Step 2: Obtain the equivalent resistance in each branch.
As seen from the figure, in branch ACD, ${R_1}$ and ${R_2}$ are connected in series.
So their equivalent resistance is given by, ${R_{ACD}} = {R_1} + {R_2}$ -------- (1)
Substituting for ${R_1} = 4\Omega $ and ${R_2} = 5\Omega $ in equation (1) we get, ${R_{ACD}} = 4 + 5 = 9\Omega $
Thus the equivalent resistance of branch ACD is ${R_{ACD}} = 9\Omega $ .
In branch ABD, ${R_3}$ and ${R_4}$ are connected in series.
So their equivalent resistance is given by, ${R_{ABD}} = {R_3} + {R_4}$ -------- (2)
Substituting for ${R_3} = 2\Omega $ and ${R_4} = 7\Omega $ in equation (2) we get, ${R_{ABD}} = 2 + 7 = 9\Omega $
Thus the equivalent resistance of branch ABD is ${R_{ABD}} = 9\Omega $ .
Thus the effective resistance of each branch is the same.
i.e., ${R_{ACD}} = {R_{ABD}} = 9\Omega $ .

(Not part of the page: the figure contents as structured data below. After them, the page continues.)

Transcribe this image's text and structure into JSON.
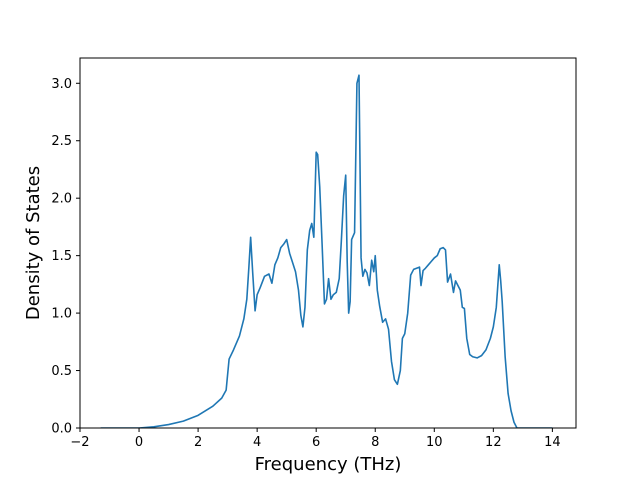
{
  "chart_data": {
    "type": "line",
    "title": "",
    "xlabel": "Frequency (THz)",
    "ylabel": "Density of States",
    "xlim": [
      -2,
      14.8
    ],
    "ylim": [
      0,
      3.22
    ],
    "xticks": [
      -2,
      0,
      2,
      4,
      6,
      8,
      10,
      12,
      14
    ],
    "xtick_labels": [
      "−2",
      "0",
      "2",
      "4",
      "6",
      "8",
      "10",
      "12",
      "14"
    ],
    "yticks": [
      0,
      0.5,
      1,
      1.5,
      2,
      2.5,
      3
    ],
    "ytick_labels": [
      "0.0",
      "0.5",
      "1.0",
      "1.5",
      "2.0",
      "2.5",
      "3.0"
    ],
    "grid": false,
    "legend": false,
    "line_color": "#1f77b4",
    "series": [
      {
        "x": [
          -1.3,
          -1.0,
          -0.5,
          0.0,
          0.5,
          1.0,
          1.5,
          2.0,
          2.5,
          2.8,
          2.95,
          3.05,
          3.2,
          3.4,
          3.55,
          3.65,
          3.72,
          3.78,
          3.85,
          3.93,
          4.0,
          4.1,
          4.25,
          4.4,
          4.5,
          4.6,
          4.7,
          4.8,
          4.9,
          5.0,
          5.1,
          5.2,
          5.3,
          5.4,
          5.48,
          5.55,
          5.62,
          5.7,
          5.78,
          5.85,
          5.92,
          6.0,
          6.05,
          6.12,
          6.2,
          6.28,
          6.35,
          6.42,
          6.5,
          6.58,
          6.68,
          6.78,
          6.85,
          6.93,
          7.0,
          7.05,
          7.1,
          7.15,
          7.2,
          7.3,
          7.38,
          7.45,
          7.52,
          7.58,
          7.65,
          7.72,
          7.8,
          7.88,
          7.95,
          8.0,
          8.07,
          8.15,
          8.25,
          8.35,
          8.45,
          8.55,
          8.65,
          8.75,
          8.85,
          8.92,
          9.0,
          9.1,
          9.2,
          9.3,
          9.4,
          9.5,
          9.55,
          9.62,
          9.7,
          9.8,
          9.9,
          10.0,
          10.1,
          10.2,
          10.3,
          10.38,
          10.45,
          10.55,
          10.65,
          10.72,
          10.8,
          10.88,
          10.95,
          11.02,
          11.1,
          11.2,
          11.3,
          11.45,
          11.6,
          11.75,
          11.9,
          12.0,
          12.1,
          12.2,
          12.25,
          12.3,
          12.4,
          12.5,
          12.6,
          12.7,
          12.8,
          13.0,
          13.5,
          14.0
        ],
        "y": [
          0.0,
          0.0,
          0.0,
          0.0,
          0.01,
          0.03,
          0.06,
          0.11,
          0.19,
          0.26,
          0.33,
          0.6,
          0.68,
          0.8,
          0.95,
          1.12,
          1.4,
          1.66,
          1.35,
          1.02,
          1.16,
          1.22,
          1.32,
          1.34,
          1.26,
          1.42,
          1.48,
          1.57,
          1.6,
          1.64,
          1.52,
          1.44,
          1.36,
          1.2,
          0.98,
          0.88,
          1.05,
          1.55,
          1.72,
          1.78,
          1.66,
          2.4,
          2.38,
          2.1,
          1.6,
          1.08,
          1.12,
          1.3,
          1.12,
          1.16,
          1.18,
          1.3,
          1.62,
          2.02,
          2.2,
          1.45,
          1.0,
          1.1,
          1.64,
          1.7,
          3.0,
          3.07,
          1.48,
          1.32,
          1.38,
          1.35,
          1.24,
          1.46,
          1.36,
          1.5,
          1.2,
          1.06,
          0.92,
          0.95,
          0.86,
          0.58,
          0.42,
          0.38,
          0.5,
          0.78,
          0.82,
          1.0,
          1.33,
          1.38,
          1.39,
          1.4,
          1.24,
          1.37,
          1.39,
          1.42,
          1.45,
          1.48,
          1.5,
          1.56,
          1.57,
          1.55,
          1.27,
          1.34,
          1.18,
          1.28,
          1.24,
          1.2,
          1.05,
          1.04,
          0.78,
          0.64,
          0.62,
          0.61,
          0.63,
          0.68,
          0.78,
          0.88,
          1.05,
          1.42,
          1.28,
          1.1,
          0.62,
          0.3,
          0.15,
          0.05,
          0.0,
          0.0,
          0.0,
          0.0
        ]
      }
    ]
  }
}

Step 3: Determine the current through each branch.
The reduced circuit is given below.

The resistance ${R_{ACD}}$ and ${R_{ABD}}$ are connected in parallel.

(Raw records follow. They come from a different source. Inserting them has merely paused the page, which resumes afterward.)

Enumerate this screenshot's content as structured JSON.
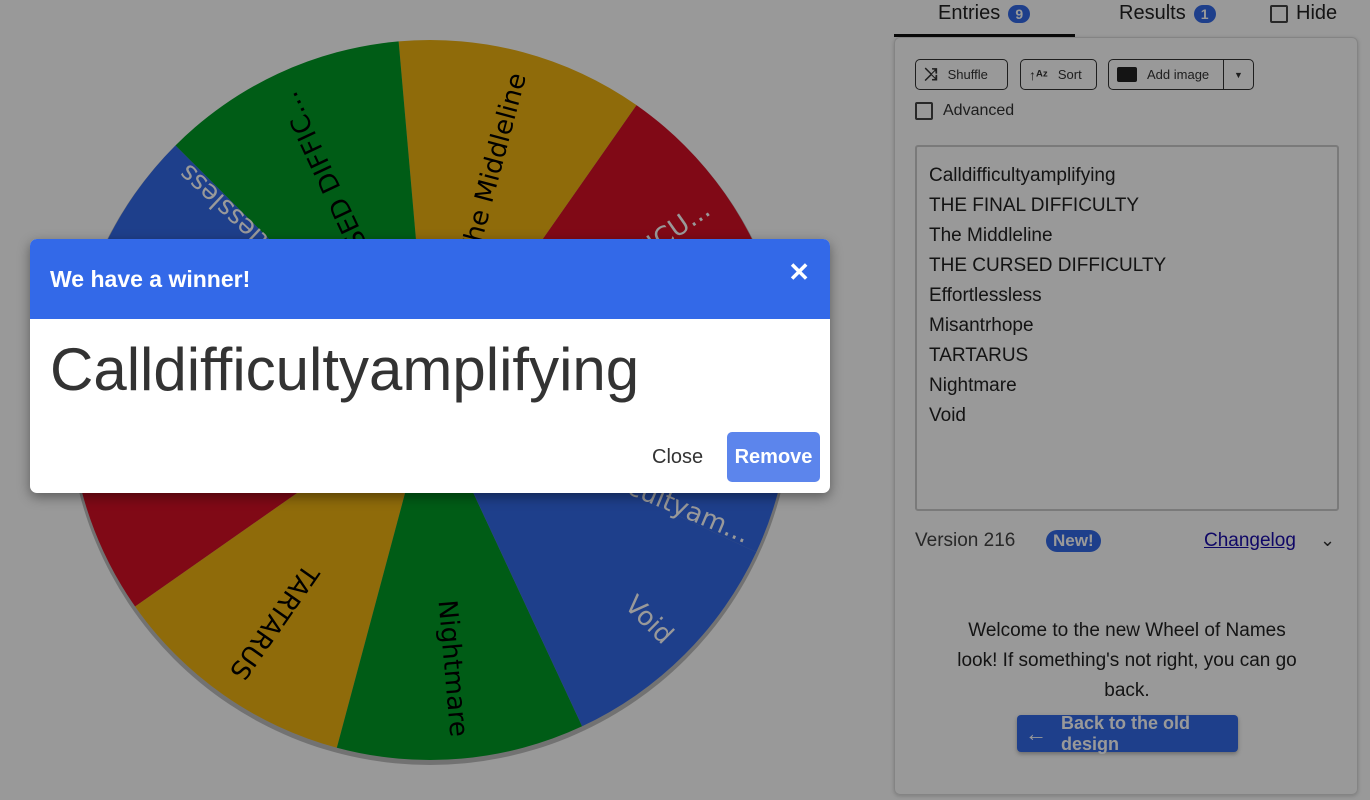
{
  "wheel": {
    "colors": {
      "blue": "#3369e8",
      "green": "#009925",
      "yellow": "#eeb211",
      "red": "#d50f25"
    },
    "segments": [
      {
        "label": "Calldifficultyam...",
        "color": "blue",
        "text": "#fff"
      },
      {
        "label": "THE FINAL DIFFICU...",
        "color": "red",
        "text": "#fff"
      },
      {
        "label": "The Middleline",
        "color": "yellow",
        "text": "#000"
      },
      {
        "label": "THE CURSED DIFFIC...",
        "color": "green",
        "text": "#000"
      },
      {
        "label": "Effortlessless",
        "color": "blue",
        "text": "#fff"
      },
      {
        "label": "Misantrhope",
        "color": "red",
        "text": "#fff"
      },
      {
        "label": "TARTARUS",
        "color": "yellow",
        "text": "#000"
      },
      {
        "label": "Nightmare",
        "color": "green",
        "text": "#000"
      },
      {
        "label": "Void",
        "color": "blue",
        "text": "#fff"
      }
    ]
  },
  "tabs": {
    "entries_label": "Entries",
    "entries_count": "9",
    "results_label": "Results",
    "results_count": "1",
    "hide_label": "Hide"
  },
  "toolbar": {
    "shuffle": "Shuffle",
    "sort": "Sort",
    "add_image": "Add image",
    "advanced": "Advanced"
  },
  "entries": [
    "Calldifficultyamplifying",
    "THE FINAL DIFFICULTY",
    "The Middleline",
    "THE CURSED DIFFICULTY",
    "Effortlessless",
    "Misantrhope",
    "TARTARUS",
    "Nightmare",
    "Void"
  ],
  "footer": {
    "version": "Version 216",
    "new_badge": "New!",
    "changelog": "Changelog",
    "welcome": "Welcome to the new Wheel of Names look! If something's not right, you can go back.",
    "back_button": "Back to the old design"
  },
  "dialog": {
    "title": "We have a winner!",
    "winner": "Calldifficultyamplifying",
    "close": "Close",
    "remove": "Remove"
  }
}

Ohm’s law gives the current through ${R_{ACD}}$ as ${I_{ACD}} = \dfrac{V}{{{R_{ACD}}}}$ ------- (3)
Substituting for $V = 9{\text{V}}$ and ${R_{ACD}} = 9\Omega $ in equation (3) we get, ${I_{ACD}} = \dfrac{9}{9} = 1{\text{A}}$
Thus the current through ${R_{ACD}}$ is ${I_{ACD}} = 1{\text{A}}$ .

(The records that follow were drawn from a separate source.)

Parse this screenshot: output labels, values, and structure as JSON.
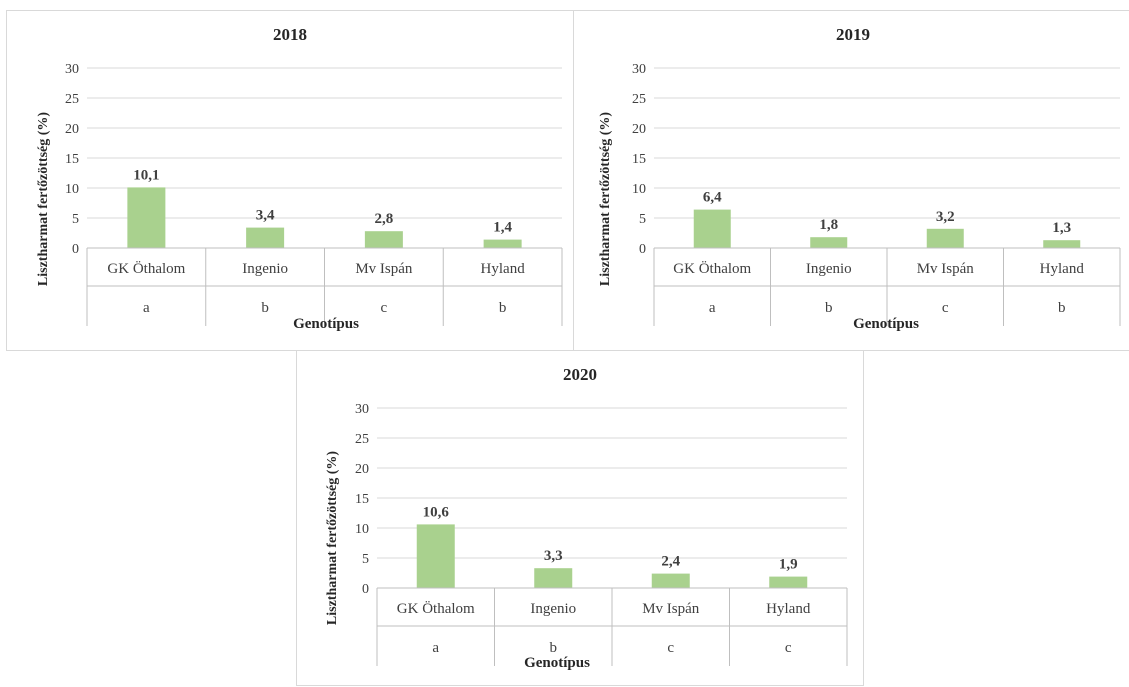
{
  "colors": {
    "bar": "#a9d18e",
    "grid": "#d9d9d9",
    "axis": "#bfbfbf",
    "text": "#404040"
  },
  "chart_data": [
    {
      "type": "bar",
      "title": "2018",
      "categories": [
        "GK Öthalom",
        "Ingenio",
        "Mv Ispán",
        "Hyland"
      ],
      "group_letters": [
        "a",
        "b",
        "c",
        "b"
      ],
      "values": [
        10.1,
        3.4,
        2.8,
        1.4
      ],
      "data_labels": [
        "10,1",
        "3,4",
        "2,8",
        "1,4"
      ],
      "xlabel": "Genotípus",
      "ylabel": "Lisztharmat fertőzöttség (%)",
      "ylim": [
        0,
        30
      ],
      "yticks": [
        0,
        5,
        10,
        15,
        20,
        25,
        30
      ],
      "grid": true
    },
    {
      "type": "bar",
      "title": "2019",
      "categories": [
        "GK Öthalom",
        "Ingenio",
        "Mv Ispán",
        "Hyland"
      ],
      "group_letters": [
        "a",
        "b",
        "c",
        "b"
      ],
      "values": [
        6.4,
        1.8,
        3.2,
        1.3
      ],
      "data_labels": [
        "6,4",
        "1,8",
        "3,2",
        "1,3"
      ],
      "xlabel": "Genotípus",
      "ylabel": "Lisztharmat fertőzöttség (%)",
      "ylim": [
        0,
        30
      ],
      "yticks": [
        0,
        5,
        10,
        15,
        20,
        25,
        30
      ],
      "grid": true
    },
    {
      "type": "bar",
      "title": "2020",
      "categories": [
        "GK Öthalom",
        "Ingenio",
        "Mv Ispán",
        "Hyland"
      ],
      "group_letters": [
        "a",
        "b",
        "c",
        "c"
      ],
      "values": [
        10.6,
        3.3,
        2.4,
        1.9
      ],
      "data_labels": [
        "10,6",
        "3,3",
        "2,4",
        "1,9"
      ],
      "xlabel": "Genotípus",
      "ylabel": "Lisztharmat fertőzöttség (%)",
      "ylim": [
        0,
        30
      ],
      "yticks": [
        0,
        5,
        10,
        15,
        20,
        25,
        30
      ],
      "grid": true
    }
  ]
}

The current through ${R_{ABD}}$ will be ${I_{ACD}} = {I_{ABD}} = 1{\text{A}}$ as the two resistances are equal.
Step 4: Now determine the current through each resistor in the two branches using the obtained values of current through the two branches.
Here as in each branch, the corresponding two resistors are connected in series, the current through each resistor of a particular branch will be the same as the current through the branch resistance.
i.e., ${I_1} = {I_2} = {I_{ACD}} = 1{\text{A}}$ and ${I_3} = {I_4} = {I_{ABD}} = 1{\text{A}}$ .
So the current through ${R_1} = 4\Omega $ and${R_3} = 2\Omega $ is the same.

So the correct option is D.

Note:When resistors are connected in series, the current through each resistor will be the same but the potential difference across each resistor will be different. When resistors are connected in parallel, the potential difference across each resistor will be the same but the current through each resistor will be different.